Matthew Barnett

Matthew Barnett graduated from the University of Auckland in May 2005 with a PhD in Biological Sciences. The work in his doctoral thesis focused on the influence of maternal nutrition during pregnancy and lactation on the health of the offspring, with particular reference to risk factors for Type-2 diabetes.
Dr. Barnett is now working within AgResearch Limited as a Post-Doctoral Fellow funded by the Foundation for Research, Science and Technology. This work is under the umbrella of Nutrigenomics New Zealand (NuNZ). The focus of NuNZ is to understand the interaction between nutrition and an individual’s genotype to provide personalized nutrition for the amelioration of disease and improved health.
Dr. Barnett’s other interests include music (with 3 CDs to his credit), reading and woodwork, and he is currently planning to develop a lifestyle block in Oratia, nestled in the foothills of the Waitakere Ranges. He has been happily married for 4 and a half years.

Abstract

ANIMAL MODELS, MICROARRAYS AND TRANSCRIPTOMICS
MPG Barnett*, WC McNabb*, Y Dommels1* and NC Roy*.
Metabolism & Microbial Genomics Section, Food & Health Group, AgResearch Limited, Palmerston North, New Zealand, 1Crop & Food Research, Palmerston North, New Zealand

The use of in vivo models is an important step between the in vitro testing of food compounds, and the introduction of these compounds into human diets. Nutrigenomics New Zealand is initially focusing on Crohn's Disease, an inflammatory bowel disease, and it is therefore important to use an appropriate animal model for in vivo experiments.

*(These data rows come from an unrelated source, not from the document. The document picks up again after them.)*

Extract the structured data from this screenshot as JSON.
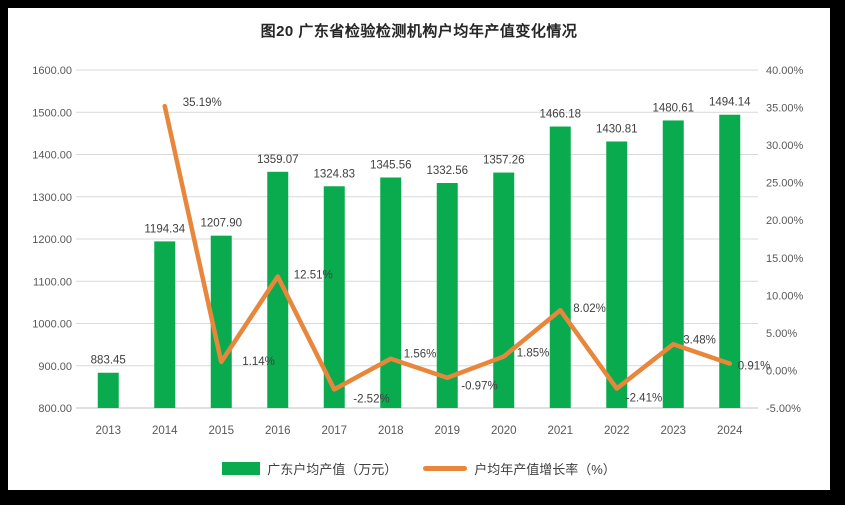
{
  "title": "图20 广东省检验检测机构户均年产值变化情况",
  "frame": {
    "border_color": "#000000",
    "background": "#ffffff"
  },
  "chart_data": {
    "type": "bar+line combo",
    "title": "图20 广东省检验检测机构户均年产值变化情况",
    "categories": [
      "2013",
      "2014",
      "2015",
      "2016",
      "2017",
      "2018",
      "2019",
      "2020",
      "2021",
      "2022",
      "2023",
      "2024"
    ],
    "series": [
      {
        "name": "广东户均产值（万元）",
        "type": "bar",
        "axis": "left",
        "color": "#0aab4e",
        "values": [
          883.45,
          1194.34,
          1207.9,
          1359.07,
          1324.83,
          1345.56,
          1332.56,
          1357.26,
          1466.18,
          1430.81,
          1480.61,
          1494.14
        ],
        "labels": [
          "883.45",
          "1194.34",
          "1207.90",
          "1359.07",
          "1324.83",
          "1345.56",
          "1332.56",
          "1357.26",
          "1466.18",
          "1430.81",
          "1480.61",
          "1494.14"
        ]
      },
      {
        "name": "户均年产值增长率（%）",
        "type": "line",
        "axis": "right",
        "color": "#e8863c",
        "values": [
          null,
          35.19,
          1.14,
          12.51,
          -2.52,
          1.56,
          -0.97,
          1.85,
          8.02,
          -2.41,
          3.48,
          0.91
        ],
        "labels": [
          "",
          "35.19%",
          "1.14%",
          "12.51%",
          "-2.52%",
          "1.56%",
          "-0.97%",
          "1.85%",
          "8.02%",
          "-2.41%",
          "3.48%",
          "0.91%"
        ]
      }
    ],
    "left_axis": {
      "min": 800,
      "max": 1600,
      "step": 100,
      "tick_values": [
        1600,
        1500,
        1400,
        1300,
        1200,
        1100,
        1000,
        900,
        800
      ],
      "tick_labels": [
        "1600.00",
        "1500.00",
        "1400.00",
        "1300.00",
        "1200.00",
        "1100.00",
        "1000.00",
        "900.00",
        "800.00"
      ]
    },
    "right_axis": {
      "min": -5,
      "max": 40,
      "step": 5,
      "tick_values": [
        40,
        35,
        30,
        25,
        20,
        15,
        10,
        5,
        0,
        -5
      ],
      "tick_labels": [
        "40.00%",
        "35.00%",
        "30.00%",
        "25.00%",
        "20.00%",
        "15.00%",
        "10.00%",
        "5.00%",
        "0.00%",
        "-5.00%"
      ]
    },
    "grid": true,
    "gridline_color": "#d9d9d9",
    "baseline_color": "#c0c0c0",
    "legend_position": "bottom"
  }
}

Nutrigenomics New Zealand currently uses two mouse models of intestinal inflammation; the interleukin-10 knockout (IL-10 KO), and multi-drug resistance 1 knockout (MDR1 KO). We will soon be introducing a third model, the nucleotide-binding and oligomerisation domain 2 knockout (NOD2 KO) mouse. NOD2 is an intracellular receptor for bacterial cell wall components and plays an important role in initiating immune responses against cyto-invasive pathogens. It is also one of the first genes that have been implicated in the development of Crohn's Disease.

The rationale behind the choice of these models, the experimental approaches used, and how these fit into the overall objectives of Nutrigenomics New Zealand will be outlined. The primary outcome from these models is microarray and proteomic data; generation and analysis of this data will be discussed, and some results to date will be shown.

* Nutrigenomics New Zealand is a collaboration between AgResearch Limited, Crop & Food Research, HortResearch and The University of Auckland and is largely funded by the Foundation of Research, Science and Technology (FRST). MPG Barnett is funded by FRST Postdoctoral Fellowship AGRX0504.